1.176 cas d’intoxications enregistrés au deuxième trimestre 2009

1.176 cas d’intoxications enregistrés au deuxième trimestre 2009

Les intoxications sont loin d’être négligeables au Maroc. Les dernières statistiques du Centre antipoison et de pharmacovigilance l’attestent. L’unité de toxicovigilance a reçu 1.176 fiches de déclaration de cas d’intoxications durant le deuxième trimestre 2009 contre 1070 durant la même période de l’année 2008 soit une augmentation de 17,5%. Les intoxications au monoxyde de carbone occupent la place la plus importante avec 507 cas. Pour ce qui est des toxico-infections alimentaires collectives (TIAC), 292 cas ont été déclarés durant cette période. A noter que 60,6% des TIAC sont survenus chez des enfants âgés de moins de quinze ans.

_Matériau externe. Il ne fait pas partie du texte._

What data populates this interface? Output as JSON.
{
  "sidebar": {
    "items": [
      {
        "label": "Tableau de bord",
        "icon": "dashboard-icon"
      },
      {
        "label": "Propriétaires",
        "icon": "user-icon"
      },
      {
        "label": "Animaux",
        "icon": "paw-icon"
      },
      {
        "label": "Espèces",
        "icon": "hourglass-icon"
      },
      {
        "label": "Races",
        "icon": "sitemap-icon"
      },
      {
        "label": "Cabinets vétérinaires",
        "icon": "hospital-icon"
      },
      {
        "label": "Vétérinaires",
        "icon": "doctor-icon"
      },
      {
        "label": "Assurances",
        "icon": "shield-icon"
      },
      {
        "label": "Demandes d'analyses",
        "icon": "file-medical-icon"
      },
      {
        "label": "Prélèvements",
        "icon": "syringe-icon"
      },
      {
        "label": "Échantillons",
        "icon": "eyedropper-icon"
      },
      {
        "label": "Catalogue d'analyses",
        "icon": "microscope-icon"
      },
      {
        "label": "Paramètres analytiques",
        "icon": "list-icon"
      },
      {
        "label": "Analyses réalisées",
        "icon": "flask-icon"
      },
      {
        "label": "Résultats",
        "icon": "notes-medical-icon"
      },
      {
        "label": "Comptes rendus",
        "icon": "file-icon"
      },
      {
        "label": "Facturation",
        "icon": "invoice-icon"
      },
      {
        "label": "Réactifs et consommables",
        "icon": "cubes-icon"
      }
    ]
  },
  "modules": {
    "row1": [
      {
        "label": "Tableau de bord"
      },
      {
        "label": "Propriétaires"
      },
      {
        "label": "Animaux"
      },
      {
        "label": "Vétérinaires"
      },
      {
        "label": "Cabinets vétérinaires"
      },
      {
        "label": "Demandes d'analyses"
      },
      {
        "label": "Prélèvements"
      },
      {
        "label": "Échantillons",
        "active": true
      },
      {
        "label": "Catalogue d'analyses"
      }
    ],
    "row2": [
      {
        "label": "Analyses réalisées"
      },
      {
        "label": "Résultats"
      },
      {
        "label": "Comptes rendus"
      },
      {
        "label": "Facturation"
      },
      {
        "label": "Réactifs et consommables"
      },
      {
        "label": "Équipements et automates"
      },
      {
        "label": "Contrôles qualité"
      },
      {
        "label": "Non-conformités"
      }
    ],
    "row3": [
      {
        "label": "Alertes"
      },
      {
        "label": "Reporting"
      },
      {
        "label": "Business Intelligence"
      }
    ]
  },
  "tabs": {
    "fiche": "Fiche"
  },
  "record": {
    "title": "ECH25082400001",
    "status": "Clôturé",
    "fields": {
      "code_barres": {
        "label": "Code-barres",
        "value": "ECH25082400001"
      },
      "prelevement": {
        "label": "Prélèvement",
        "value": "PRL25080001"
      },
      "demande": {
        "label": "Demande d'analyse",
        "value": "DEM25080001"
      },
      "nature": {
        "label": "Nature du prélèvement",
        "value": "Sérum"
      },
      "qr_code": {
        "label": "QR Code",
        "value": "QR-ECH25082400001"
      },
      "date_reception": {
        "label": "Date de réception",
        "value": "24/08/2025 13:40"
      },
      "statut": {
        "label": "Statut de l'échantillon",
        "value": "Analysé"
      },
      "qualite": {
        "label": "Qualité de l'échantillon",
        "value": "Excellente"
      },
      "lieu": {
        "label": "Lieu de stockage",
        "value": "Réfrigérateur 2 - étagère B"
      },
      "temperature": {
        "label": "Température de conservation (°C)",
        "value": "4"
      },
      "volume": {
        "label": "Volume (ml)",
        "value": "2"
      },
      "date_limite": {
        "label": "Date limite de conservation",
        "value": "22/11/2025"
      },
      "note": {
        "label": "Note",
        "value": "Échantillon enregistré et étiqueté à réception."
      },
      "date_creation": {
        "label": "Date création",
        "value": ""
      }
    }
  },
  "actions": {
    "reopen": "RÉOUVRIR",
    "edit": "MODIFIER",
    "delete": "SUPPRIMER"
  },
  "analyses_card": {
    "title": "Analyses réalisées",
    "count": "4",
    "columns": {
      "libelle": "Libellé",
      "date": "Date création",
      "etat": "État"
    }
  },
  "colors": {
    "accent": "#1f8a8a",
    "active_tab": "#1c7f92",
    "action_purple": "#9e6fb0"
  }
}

Plus de la moitié de ces intoxications alimentaires ont lieu dans un public contre 37,7% à domicile et 5,8% dans le lieu de travail.
Dans 99,3% des cas, ces TIAC sont de gravité moyenne. Il existe plusieurs types d’intoxications alimentaires. Parmi celles-ci, il y a lieu de relever les intoxications alimentaires suite à l’ingestion d’aliments ou de boissons contaminés par des bactéries ou des microbes. Figurent également les allergies alimentaires, les aliments souillés par des pesticides, raticides et les toxines (substances toxiques sécrétées par des aliments avariés). Parmi les produits incriminés, les produits laitiers et dérivés arrivent en tête (50%) suivi des pâtisseries (27%) du poisson (25%), des conserves (20%) et du poulet (9%). Les escargots, aliments mixtes et produits périmés détiennent des taux moins importants avec respectivement 11 et 4%. Les intoxications touchent toutes les tranches d’âge. Cependant, l’unité de toxicovigilance a observé un pic pour les personnes âgées de 15 à 25 ans qui constituent 31,4% des cas d’intoxications.
La majorité des cas d’intoxications, à savoir 89,2%, sont d’origine accidentelle et 7,5% sont suicidaires. La toxicomanie représente 0,4% des cas. L’unité de toxicovigilance a enregistré quatre cas de décès (un enfant et trois adultes) durant le deuxième trimestre 2009. Les circonstances étaient accidentelles dans deux cas et suicidaires pour les deux autres cas. La voie d’intoxication la plus fréquente est la voie orale avec 47% des cas suivie par l’inhalation (44,8%). La voie percutanée arrive en dernière position avec 8,2% des cas. Pour ce qui est des types de toxique, les produits gazeux arrivent en tête de liste avec 43%. Viennent ensuite les aliments (15,6%), les médicaments (13,10%), les pesticides ( 6,5%), les produits ménagers (4,8%) et  les produits industriels ( 3,7%).


3.220 cas de piqûres de scorpion depuis le début de l’année

L’unité de toxico-vigilance a reçu depuis le début de l’année, 3.220 cas de piqûres et envenimations scorpioniques (PES) contre 2.701 durant la même période en 2008. Les enfants de moins de quinze ans représentent 23,6 % contre 30,6% en 2008 ce qui témoigne de l’impact positif des campagnes en milieu scolaire. Le taux d’envenimation est de 7,1%. A noter que 52 ,2% des patients n’ont pas nécessité de traitement. L’unité a enregistré 36 décès contre 48 en 2008.